How they've shifted over time
In the early H2020 period (2015–2018), Bull focused heavily on foundational HPC infrastructure — building energy-efficient processors, low-power accelerators, and contributing to European HPC strategy roadmaps through projects like Mont-Blanc 3, ExaNoDe, and EXDCI. From 2019 onward, the focus shifted toward exascale readiness, quantum computing, and domain-specific applications of HPC power (precision agriculture via CYBELE, biomedicine via CompBioMed2, weather via ESiWACE2). The trajectory is clear: from building the hardware to making it useful for real-world scientific and industrial problems.
Bull is moving up the stack from hardware supplier to application enabler, with quantum computing as their next major growth area — making them a strong partner for projects needing both infrastructure muscle and domain deployment expertise.
How they like to work
Bull operates primarily as an active participant (33 of 44 projects) but steps up to coordinate when the project centers on their core hardware competence — they led EPI SGA1 (Europe's processor initiative, EUR 13.7M), both Mont-Blanc projects, and NEASQC. With 392 unique consortium partners across 40 countries, they are a major hub in the European HPC ecosystem, not a niche specialist. Their pattern suggests they are easy to integrate into large consortia and bring infrastructure credibility that strengthens proposals.
Bull has worked with 392 distinct partners across 40 countries, making them one of the most connected HPC players in H2020. Their network spans nearly all EU member states plus international partners (e.g., ENERXICO with Mexico), with particularly dense connections in the French, German, and Spanish research ecosystems.
What sets them apart
Bull is one of very few European companies that can credibly offer end-to-end supercomputing capability — from custom processor silicon (EPI, Mont-Blanc) through system integration to application-level optimization. Unlike pure research institutes, they bring industrial-grade engineering and product delivery. Unlike American HPC vendors, they are embedded in the European sovereignty agenda, making them the go-to partner when a consortium needs a European hardware anchor.

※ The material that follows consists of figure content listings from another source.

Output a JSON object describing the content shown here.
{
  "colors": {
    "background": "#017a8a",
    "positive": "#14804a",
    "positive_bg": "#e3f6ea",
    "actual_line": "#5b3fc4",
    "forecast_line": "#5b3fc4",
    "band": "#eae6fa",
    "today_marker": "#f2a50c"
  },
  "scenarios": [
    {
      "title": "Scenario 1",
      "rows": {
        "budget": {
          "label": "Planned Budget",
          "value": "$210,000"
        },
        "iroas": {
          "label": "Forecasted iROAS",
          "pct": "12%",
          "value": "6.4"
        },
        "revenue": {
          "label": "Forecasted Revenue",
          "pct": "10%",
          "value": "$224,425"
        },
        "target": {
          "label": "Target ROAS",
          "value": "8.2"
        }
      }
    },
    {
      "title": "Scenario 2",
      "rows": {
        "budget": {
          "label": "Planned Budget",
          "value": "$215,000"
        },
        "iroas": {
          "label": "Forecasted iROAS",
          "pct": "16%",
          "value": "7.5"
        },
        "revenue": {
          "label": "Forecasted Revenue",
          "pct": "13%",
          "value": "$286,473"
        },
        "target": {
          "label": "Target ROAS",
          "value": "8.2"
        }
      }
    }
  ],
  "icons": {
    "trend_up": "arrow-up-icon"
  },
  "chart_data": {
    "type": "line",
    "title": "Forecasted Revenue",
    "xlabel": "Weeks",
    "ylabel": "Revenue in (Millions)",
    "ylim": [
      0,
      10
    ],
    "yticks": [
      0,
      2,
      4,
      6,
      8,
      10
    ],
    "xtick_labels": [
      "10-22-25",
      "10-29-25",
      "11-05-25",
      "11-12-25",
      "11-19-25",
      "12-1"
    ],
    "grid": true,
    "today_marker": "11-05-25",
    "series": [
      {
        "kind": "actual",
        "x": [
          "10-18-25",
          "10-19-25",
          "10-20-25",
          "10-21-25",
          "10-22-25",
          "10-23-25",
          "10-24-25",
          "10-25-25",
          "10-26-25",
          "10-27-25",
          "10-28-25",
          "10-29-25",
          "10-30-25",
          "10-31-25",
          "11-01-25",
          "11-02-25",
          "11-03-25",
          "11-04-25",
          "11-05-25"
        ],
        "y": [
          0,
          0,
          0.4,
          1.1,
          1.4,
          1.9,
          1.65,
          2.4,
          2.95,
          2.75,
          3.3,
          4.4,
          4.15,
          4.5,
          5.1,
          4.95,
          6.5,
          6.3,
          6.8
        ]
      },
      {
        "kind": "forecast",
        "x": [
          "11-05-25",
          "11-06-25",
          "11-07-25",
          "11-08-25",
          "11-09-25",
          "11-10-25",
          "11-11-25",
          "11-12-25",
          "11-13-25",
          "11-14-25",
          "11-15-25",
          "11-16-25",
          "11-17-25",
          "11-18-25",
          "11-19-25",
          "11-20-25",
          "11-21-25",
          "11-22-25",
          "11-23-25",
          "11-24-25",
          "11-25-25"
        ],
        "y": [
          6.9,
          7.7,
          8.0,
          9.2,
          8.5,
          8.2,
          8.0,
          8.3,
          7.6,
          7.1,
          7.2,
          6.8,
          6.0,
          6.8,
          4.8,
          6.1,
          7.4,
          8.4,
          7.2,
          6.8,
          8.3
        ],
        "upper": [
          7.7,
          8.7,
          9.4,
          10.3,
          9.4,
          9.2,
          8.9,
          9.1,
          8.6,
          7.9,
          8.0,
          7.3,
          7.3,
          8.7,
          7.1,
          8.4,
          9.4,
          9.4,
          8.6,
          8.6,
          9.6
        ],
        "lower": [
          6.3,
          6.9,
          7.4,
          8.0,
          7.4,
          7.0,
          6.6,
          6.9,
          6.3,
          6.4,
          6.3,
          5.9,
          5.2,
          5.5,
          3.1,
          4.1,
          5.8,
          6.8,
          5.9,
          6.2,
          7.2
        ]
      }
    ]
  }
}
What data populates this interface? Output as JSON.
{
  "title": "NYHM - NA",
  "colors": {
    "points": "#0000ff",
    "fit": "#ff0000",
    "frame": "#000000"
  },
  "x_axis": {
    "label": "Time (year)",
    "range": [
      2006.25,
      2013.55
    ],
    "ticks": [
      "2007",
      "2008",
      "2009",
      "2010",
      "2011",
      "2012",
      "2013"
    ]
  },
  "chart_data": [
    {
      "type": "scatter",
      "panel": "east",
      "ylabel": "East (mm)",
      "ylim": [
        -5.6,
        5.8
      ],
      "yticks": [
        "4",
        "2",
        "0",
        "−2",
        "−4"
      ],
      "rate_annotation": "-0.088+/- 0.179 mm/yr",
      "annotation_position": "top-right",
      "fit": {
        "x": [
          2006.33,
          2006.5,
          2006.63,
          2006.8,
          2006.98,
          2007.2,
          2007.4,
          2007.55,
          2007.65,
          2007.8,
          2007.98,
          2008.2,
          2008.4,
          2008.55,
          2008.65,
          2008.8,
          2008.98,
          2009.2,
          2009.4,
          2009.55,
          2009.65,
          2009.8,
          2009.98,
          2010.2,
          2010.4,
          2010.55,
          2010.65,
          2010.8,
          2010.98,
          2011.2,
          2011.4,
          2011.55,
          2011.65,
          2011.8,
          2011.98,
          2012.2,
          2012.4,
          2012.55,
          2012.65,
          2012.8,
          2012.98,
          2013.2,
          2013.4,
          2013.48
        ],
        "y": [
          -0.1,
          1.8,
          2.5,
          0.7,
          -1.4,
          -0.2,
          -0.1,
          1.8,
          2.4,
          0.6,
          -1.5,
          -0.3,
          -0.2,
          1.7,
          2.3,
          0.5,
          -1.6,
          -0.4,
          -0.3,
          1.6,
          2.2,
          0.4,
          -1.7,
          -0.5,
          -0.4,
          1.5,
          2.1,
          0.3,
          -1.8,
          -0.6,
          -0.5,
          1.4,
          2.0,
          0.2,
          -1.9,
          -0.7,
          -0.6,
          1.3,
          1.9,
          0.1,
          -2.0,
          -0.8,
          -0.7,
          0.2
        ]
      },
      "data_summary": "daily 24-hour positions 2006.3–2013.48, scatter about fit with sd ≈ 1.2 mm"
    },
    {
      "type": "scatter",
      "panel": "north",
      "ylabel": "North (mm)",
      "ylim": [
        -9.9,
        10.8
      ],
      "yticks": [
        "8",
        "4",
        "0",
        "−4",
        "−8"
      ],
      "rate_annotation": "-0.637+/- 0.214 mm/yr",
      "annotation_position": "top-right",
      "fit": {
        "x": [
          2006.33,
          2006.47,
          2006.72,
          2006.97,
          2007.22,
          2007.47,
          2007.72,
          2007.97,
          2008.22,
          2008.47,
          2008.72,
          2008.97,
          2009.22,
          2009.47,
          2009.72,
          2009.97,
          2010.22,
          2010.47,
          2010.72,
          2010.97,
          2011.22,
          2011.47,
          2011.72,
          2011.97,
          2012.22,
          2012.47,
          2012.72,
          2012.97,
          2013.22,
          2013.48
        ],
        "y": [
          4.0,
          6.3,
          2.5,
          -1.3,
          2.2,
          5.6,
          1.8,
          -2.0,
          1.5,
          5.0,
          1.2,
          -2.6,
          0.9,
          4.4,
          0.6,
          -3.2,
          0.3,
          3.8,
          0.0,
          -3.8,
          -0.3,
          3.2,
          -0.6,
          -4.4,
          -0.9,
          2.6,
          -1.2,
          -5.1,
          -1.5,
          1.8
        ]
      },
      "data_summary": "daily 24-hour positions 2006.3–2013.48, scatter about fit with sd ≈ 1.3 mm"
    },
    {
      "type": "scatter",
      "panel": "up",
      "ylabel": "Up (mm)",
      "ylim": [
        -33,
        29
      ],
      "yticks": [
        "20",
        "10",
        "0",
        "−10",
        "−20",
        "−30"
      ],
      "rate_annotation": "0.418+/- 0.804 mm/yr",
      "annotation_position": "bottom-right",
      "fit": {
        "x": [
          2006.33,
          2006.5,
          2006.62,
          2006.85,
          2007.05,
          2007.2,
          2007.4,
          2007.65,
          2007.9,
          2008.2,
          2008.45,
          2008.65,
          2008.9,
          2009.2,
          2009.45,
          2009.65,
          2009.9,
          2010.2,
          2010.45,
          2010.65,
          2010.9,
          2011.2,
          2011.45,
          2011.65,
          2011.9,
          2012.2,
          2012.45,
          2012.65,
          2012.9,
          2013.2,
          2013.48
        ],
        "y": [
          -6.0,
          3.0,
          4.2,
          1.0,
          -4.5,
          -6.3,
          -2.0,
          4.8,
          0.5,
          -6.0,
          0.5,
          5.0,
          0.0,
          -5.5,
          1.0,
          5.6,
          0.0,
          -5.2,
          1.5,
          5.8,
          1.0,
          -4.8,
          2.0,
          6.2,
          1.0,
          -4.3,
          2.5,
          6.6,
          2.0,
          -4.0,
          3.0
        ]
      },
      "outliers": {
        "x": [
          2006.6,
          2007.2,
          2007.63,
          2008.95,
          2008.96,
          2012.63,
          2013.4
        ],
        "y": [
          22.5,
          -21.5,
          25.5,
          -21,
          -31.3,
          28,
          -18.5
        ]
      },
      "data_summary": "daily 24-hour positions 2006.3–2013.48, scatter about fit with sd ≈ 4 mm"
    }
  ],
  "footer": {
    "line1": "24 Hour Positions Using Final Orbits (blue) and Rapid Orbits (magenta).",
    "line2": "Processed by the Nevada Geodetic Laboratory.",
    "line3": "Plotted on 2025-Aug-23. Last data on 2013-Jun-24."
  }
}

Highlights from their portfolio
- EPI SGA1Largest single project at EUR 13.7M — Bull coordinated Europe's flagship effort to design a sovereign high-performance processor, a strategic industrial initiative.
- Mont-Blanc 2020Bull-coordinated follow-up (EUR 3.8M) designing a modular, power-efficient European HPC processor — the hardware foundation for European exascale ambitions.
- NEASQCBull's move into quantum computing leadership — coordinating a project on near-term quantum applications, signaling their strategic pivot beyond classical HPC.